Thompson did not play in a game in 2020 due to the cancellation of the ALPB season because of the COVID-19 pandemic. He became a free agent after the year. On April 20, 2021, Thompson returned to the Blue Crabs as a player/coach for the 2021 season. Thompson had another stellar season, going 16–3 with a 3.20 ERA and 1.12 WHIP over a league-high 169 innings pitched. He was named ALPB Pitcher of the Year for the second consecutive season.

On January 14, 2022, Thompson re-signed with the Blue Crabs as a player/coach for the 2022 season. He started 27 games for Southern Maryland, logging a 15–4 record and 3.43 ERA with 119 strikeouts in 186 1/3 innings pitched. Following the regular season, Thompson was named an Atlantic League All-Star. He was additionally named the ALPB Pitcher of the Year for the third consecutive season. In doing so, he also became the pitcher with the most Pitcher of the Year awards in ALPB history.

On January 27, 2023, Thompson again re-signed with the Blue Crabs, returning for his 11th season with the team and fourth season as player-coach.

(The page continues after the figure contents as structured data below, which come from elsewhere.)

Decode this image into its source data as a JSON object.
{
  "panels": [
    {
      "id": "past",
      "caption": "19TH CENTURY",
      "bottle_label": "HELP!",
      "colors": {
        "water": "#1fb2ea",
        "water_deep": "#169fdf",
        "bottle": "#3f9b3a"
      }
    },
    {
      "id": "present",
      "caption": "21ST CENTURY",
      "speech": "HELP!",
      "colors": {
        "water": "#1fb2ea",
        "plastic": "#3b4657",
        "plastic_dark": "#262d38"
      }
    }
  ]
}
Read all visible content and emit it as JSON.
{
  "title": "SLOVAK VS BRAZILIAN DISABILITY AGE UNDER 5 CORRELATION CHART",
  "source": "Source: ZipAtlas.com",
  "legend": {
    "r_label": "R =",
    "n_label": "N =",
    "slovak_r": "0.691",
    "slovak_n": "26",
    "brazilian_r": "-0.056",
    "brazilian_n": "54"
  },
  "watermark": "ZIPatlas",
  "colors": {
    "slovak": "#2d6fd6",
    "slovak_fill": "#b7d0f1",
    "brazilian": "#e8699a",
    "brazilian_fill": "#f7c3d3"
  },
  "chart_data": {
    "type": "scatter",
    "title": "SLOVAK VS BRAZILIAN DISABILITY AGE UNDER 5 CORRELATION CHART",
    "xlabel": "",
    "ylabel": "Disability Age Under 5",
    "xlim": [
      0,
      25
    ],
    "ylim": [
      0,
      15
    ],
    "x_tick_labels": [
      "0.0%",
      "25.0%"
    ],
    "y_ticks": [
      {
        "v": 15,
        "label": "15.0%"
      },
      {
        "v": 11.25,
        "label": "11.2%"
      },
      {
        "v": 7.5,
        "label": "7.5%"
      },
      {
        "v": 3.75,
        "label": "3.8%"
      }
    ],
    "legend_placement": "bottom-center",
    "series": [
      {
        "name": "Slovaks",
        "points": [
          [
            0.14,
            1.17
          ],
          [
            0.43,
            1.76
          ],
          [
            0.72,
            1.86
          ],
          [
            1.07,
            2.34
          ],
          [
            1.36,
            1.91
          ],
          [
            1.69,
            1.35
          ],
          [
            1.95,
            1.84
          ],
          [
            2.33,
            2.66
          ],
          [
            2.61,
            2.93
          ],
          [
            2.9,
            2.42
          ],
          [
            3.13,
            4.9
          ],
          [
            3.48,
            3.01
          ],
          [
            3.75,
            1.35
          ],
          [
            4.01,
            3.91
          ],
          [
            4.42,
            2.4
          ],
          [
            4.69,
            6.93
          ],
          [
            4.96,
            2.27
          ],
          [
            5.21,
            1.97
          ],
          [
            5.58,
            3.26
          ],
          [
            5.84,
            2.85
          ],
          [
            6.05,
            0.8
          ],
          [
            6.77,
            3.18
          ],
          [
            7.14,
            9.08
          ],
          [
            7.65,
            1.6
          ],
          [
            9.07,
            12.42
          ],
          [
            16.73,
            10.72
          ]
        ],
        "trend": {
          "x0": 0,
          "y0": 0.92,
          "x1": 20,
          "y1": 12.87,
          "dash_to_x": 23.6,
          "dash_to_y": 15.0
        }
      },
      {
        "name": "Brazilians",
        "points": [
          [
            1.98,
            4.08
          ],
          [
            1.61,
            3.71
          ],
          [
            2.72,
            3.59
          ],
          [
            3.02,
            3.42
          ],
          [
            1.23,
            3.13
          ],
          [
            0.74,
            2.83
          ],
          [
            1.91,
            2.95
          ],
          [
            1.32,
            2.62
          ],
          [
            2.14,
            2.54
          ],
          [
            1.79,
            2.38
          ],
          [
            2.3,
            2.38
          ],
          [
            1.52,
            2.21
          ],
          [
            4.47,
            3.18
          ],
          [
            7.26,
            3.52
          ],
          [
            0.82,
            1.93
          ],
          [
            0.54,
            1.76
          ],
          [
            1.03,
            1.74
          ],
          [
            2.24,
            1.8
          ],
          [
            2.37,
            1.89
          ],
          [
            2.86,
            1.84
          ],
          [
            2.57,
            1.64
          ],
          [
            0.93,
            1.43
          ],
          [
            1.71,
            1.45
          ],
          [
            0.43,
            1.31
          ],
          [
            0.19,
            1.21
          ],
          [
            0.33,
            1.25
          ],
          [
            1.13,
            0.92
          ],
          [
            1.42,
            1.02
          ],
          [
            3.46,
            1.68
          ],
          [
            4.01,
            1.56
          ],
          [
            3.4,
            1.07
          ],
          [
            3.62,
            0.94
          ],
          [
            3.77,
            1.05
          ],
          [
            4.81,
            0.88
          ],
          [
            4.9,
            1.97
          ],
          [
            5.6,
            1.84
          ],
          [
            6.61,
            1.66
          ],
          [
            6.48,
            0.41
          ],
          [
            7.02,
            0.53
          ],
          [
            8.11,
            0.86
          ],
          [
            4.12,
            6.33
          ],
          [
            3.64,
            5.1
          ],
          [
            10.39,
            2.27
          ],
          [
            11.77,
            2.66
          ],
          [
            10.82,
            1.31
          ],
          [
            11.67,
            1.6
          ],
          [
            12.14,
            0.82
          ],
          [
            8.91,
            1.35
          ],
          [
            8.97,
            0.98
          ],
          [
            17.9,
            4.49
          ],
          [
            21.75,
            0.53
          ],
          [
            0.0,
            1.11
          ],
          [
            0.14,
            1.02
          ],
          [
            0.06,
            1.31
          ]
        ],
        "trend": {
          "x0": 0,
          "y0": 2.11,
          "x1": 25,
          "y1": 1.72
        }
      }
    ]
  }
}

In 17 starts, he recorded a 6–3 record and 4.89 ERA with 66 strikeouts across 108 2/3 innings of work.

On February 22, 2024, Thompson re–signed with Southern Maryland for his 12th season with the club, and fifth year as player–coach. In 26 starts for the club, he struggled to a 6–15 record and 6.87 ERA with 106 strikeouts across 152 innings pitched. Thompson was released by the Blue Crabs on February 27, 2025.